La structuration de la Résistance

Pour être efficace, la Résistance, alors constituée de multiples groupes, réseaux et mouvements de toutes tailles, doit travailler ensemble. Mais l’unité fait encore défaut.

Unir la Résistance

De Gaulle charge Jean Moulin, préfet révoqué par Vichy, de réaliser l’unification de la Résistance. Sous son égide, les mouvements « Combat », « Libération » et « Franc-Tireur » forment les Mouvements Unis de la Résistance (M.U.R.) en janvier 1943. Après plus d’un an d’efforts, son action aboutit à la création du Conseil National de la Résistance (le C.N.R.) le 27 mai 1943 à Paris, véritable parlement de la France résistante. À Toulouse, c’est François Verdier « Forain » qui unifie la lutte clandestine (en vignette photo, début d'article).

La guérilla urbaine

Quand les Allemands envahissent la zone non occupée, la Résistance s’oriente alors vers des actions militaires. À Toulouse, le groupe Morhange est créé en 1943 par Marcel Taillandier. Ce réseau multiplie les coups d’éclat et exécute après jugements les agents allemands, les collaborateurs ou les dénonciateurs.

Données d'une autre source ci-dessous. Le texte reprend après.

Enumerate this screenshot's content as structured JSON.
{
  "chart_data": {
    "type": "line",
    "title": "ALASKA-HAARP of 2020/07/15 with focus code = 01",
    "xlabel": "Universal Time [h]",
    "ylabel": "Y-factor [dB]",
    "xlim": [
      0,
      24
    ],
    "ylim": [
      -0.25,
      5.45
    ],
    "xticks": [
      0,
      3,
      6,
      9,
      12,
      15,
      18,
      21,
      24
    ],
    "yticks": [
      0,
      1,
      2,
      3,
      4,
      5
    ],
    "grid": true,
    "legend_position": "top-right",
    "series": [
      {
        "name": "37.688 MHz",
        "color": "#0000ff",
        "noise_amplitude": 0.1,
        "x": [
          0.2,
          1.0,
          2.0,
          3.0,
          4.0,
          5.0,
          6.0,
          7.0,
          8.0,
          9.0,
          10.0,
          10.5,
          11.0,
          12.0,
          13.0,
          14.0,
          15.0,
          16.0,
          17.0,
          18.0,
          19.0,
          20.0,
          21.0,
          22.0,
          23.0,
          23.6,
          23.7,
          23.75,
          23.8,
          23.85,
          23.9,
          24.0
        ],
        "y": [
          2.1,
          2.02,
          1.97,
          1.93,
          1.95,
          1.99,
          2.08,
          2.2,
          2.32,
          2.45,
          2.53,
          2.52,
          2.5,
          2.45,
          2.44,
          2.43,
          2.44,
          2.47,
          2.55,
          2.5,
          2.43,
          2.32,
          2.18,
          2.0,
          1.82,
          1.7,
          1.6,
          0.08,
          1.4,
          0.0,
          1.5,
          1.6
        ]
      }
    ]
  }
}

La 35ème Brigade F.T.P. M.O.I. créée par Mendel Langer, polonais, juif et communiste réfugié en France, multiplie les attentats et les sabotages contre l’occupant nazi. Cette brigade, composée de jeunes Hongrois, Italiens, Allemands, Roumains…, reste chez nous le symbole de la participation des étrangers dans la Résistance française. Dans ce groupe comme ailleurs, ce sont indifféremment des femmes et des hommes qui combattent côte à côte, unis par le même idéal de liberté, et la même force de courage.

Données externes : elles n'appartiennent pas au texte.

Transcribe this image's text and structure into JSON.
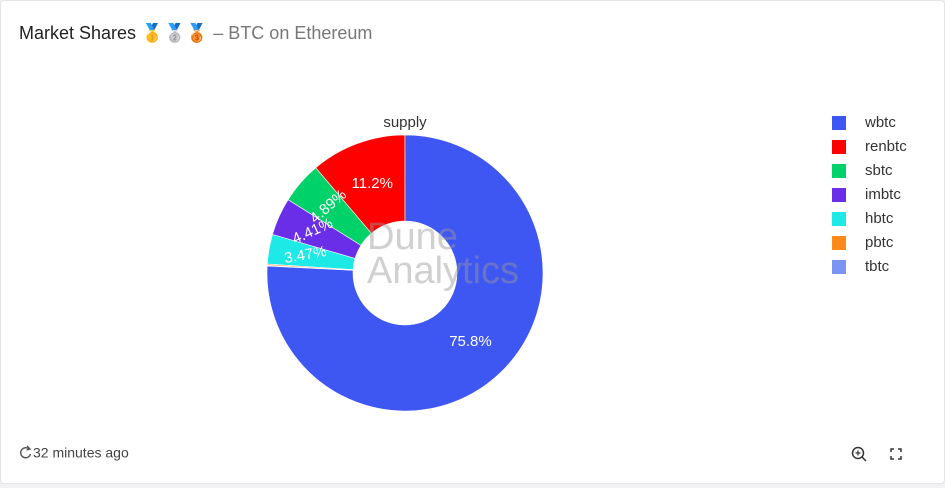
{
  "header": {
    "title": "Market Shares 🥇🥈🥉",
    "subtitle": "– BTC on Ethereum"
  },
  "chart_data": {
    "type": "donut",
    "title": "supply",
    "watermark": [
      "Dune",
      "Analytics"
    ],
    "categories": [
      "wbtc",
      "renbtc",
      "sbtc",
      "imbtc",
      "hbtc",
      "pbtc",
      "tbtc"
    ],
    "values": [
      75.8,
      11.2,
      4.89,
      4.41,
      3.47,
      0.15,
      0.08
    ],
    "value_labels": [
      "75.8%",
      "11.2%",
      "4.89%",
      "4.41%",
      "3.47%",
      null,
      null
    ],
    "colors": [
      "#3f57f2",
      "#ff0000",
      "#00d26a",
      "#6a2ee8",
      "#1de9e6",
      "#ff8a1c",
      "#7b94f2"
    ],
    "legend": "right"
  },
  "footer": {
    "updated": "32 minutes ago"
  }
}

D’autres étrangers se sont regroupés et ont résisté en Haute-Garonne comme les guérilleros. Des Belges, des Polonais, des Italiens... s’intègrent dans les réseaux, les mouvements ou les maquis existants ; d’autres créent leurs propres groupes, comme l’Organisation Juive de Combat (OJC), le Comité Italien de Libération Nationale (CILN), ou le comité Freies Deutschland (« Allemagne Libre »).

Maquis et Corps-Francs

Les maquis se développent, recrutent et passent à l’action. Pourchassés par la police, réfractaires du S.T.O., ou volontaires pour l’action, sont de plus en plus nombreux à vivre clandestinement dans des zones reculées et boisées. Les maquis deviennent des bases arrière pour le harcèlement des troupes d’occupation et des collaborateurs. Ils adoptent la tactique de la guérilla, attaquant là où on ne les attend pas. Véritable force, ils installent un climat d’insécurité pour les Allemands.

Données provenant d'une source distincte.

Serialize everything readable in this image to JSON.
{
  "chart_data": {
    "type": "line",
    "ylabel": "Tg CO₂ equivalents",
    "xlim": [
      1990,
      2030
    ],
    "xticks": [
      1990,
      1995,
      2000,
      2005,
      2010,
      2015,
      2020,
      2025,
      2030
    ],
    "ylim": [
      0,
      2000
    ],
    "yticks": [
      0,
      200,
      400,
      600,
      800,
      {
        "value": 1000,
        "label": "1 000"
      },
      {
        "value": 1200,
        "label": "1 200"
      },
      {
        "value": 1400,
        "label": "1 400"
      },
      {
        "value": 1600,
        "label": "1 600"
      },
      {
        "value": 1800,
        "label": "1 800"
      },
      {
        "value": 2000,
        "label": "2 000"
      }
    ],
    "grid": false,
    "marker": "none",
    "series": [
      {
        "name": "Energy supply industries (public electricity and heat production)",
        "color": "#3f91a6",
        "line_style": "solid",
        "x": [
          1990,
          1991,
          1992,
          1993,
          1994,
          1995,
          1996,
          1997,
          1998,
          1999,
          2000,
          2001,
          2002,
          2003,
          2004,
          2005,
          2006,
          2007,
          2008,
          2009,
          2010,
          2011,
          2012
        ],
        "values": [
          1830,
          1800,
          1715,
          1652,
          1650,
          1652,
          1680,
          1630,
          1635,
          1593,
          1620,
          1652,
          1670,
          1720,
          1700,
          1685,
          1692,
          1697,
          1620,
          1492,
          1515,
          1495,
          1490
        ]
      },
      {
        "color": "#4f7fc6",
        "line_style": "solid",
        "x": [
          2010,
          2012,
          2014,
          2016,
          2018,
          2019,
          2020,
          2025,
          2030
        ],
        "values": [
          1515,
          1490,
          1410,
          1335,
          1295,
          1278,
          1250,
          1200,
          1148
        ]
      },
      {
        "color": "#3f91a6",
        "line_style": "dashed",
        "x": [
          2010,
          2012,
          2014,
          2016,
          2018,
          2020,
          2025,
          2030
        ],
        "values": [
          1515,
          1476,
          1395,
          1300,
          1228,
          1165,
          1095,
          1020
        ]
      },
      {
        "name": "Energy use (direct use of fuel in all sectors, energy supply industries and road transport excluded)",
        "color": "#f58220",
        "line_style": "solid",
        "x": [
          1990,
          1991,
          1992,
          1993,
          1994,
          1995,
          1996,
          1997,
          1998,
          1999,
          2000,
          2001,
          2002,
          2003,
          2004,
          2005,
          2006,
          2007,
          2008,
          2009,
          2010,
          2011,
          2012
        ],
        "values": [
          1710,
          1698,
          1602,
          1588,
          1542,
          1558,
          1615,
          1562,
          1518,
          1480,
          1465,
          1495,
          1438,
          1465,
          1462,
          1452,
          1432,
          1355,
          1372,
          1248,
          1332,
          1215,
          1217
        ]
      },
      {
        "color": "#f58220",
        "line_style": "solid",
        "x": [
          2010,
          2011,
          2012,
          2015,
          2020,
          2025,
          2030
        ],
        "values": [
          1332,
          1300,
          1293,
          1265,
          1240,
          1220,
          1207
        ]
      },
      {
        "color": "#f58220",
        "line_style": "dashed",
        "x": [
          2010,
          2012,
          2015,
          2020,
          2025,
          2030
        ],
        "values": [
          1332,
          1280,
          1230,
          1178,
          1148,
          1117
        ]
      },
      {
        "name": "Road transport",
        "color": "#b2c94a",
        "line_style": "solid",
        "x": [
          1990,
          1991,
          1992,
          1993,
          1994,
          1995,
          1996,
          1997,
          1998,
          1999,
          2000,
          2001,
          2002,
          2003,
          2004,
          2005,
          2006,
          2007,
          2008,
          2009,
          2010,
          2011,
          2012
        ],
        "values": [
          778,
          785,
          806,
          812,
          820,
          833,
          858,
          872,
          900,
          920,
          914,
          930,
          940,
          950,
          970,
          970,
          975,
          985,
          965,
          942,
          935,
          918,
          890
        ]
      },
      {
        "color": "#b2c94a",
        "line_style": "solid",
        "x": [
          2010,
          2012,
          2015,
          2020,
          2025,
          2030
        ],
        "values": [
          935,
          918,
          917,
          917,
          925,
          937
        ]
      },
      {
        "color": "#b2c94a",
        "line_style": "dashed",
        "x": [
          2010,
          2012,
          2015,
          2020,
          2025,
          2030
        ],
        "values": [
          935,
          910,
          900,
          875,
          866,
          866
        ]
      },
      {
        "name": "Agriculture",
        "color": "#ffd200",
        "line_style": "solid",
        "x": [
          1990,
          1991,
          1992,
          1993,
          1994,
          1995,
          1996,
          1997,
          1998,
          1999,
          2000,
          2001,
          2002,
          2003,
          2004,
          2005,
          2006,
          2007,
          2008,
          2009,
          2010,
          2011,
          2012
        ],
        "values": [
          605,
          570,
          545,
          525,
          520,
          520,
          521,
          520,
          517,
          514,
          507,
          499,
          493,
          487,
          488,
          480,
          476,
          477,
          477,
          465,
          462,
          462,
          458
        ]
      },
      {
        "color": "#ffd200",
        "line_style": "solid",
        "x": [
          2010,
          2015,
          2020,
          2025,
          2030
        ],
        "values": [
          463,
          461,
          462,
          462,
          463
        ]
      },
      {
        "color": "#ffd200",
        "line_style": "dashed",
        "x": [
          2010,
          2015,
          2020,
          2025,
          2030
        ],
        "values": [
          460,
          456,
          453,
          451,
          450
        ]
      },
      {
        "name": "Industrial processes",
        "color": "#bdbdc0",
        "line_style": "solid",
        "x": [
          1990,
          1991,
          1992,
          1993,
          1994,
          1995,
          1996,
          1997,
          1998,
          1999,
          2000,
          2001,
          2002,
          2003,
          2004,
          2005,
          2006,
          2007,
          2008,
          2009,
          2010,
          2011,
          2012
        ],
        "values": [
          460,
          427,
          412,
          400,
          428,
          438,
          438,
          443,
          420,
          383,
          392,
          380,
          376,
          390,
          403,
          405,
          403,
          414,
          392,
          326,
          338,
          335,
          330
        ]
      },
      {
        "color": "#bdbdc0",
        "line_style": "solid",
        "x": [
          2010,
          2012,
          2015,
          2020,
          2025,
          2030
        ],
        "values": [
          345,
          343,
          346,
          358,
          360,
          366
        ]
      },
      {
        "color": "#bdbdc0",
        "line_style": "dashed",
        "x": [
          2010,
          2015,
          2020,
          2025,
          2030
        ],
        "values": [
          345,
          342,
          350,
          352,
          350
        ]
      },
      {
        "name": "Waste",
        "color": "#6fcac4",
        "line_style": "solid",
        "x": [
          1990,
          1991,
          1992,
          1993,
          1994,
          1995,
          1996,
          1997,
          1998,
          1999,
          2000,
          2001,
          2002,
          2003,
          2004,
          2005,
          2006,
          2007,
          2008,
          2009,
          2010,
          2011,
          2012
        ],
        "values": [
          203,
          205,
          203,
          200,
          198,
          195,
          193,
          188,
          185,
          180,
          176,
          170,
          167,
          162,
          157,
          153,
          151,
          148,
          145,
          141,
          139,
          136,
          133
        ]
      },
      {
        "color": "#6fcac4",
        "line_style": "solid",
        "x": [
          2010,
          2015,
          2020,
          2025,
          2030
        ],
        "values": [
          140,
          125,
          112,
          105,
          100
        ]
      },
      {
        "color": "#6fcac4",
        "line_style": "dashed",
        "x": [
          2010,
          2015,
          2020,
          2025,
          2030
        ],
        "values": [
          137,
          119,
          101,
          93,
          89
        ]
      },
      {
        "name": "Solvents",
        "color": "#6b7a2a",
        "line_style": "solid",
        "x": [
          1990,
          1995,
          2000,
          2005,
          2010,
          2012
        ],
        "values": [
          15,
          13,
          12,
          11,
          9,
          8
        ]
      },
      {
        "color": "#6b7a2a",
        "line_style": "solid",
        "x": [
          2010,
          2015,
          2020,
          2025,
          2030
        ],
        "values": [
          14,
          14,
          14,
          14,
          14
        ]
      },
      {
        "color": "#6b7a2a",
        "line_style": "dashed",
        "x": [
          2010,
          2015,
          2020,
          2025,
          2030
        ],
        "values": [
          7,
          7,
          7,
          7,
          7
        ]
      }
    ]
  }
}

À côté des maquis, des Corps-Francs sont créés par des officiers de l’armée française. C’est le cas du commandant André Pommiès qui décide de créer un Corps-Franc avec une partie des unités de l’« Armée d’Armistice » dissoute le 17 novembre 1942 par Vichy. De la même façon, les officiers Roger Mompezat (Commandant Roger) et Henri Sévenet (Commandant Mathieu) constituent le Corps-franc de la Montagne Noire, début avril 1944.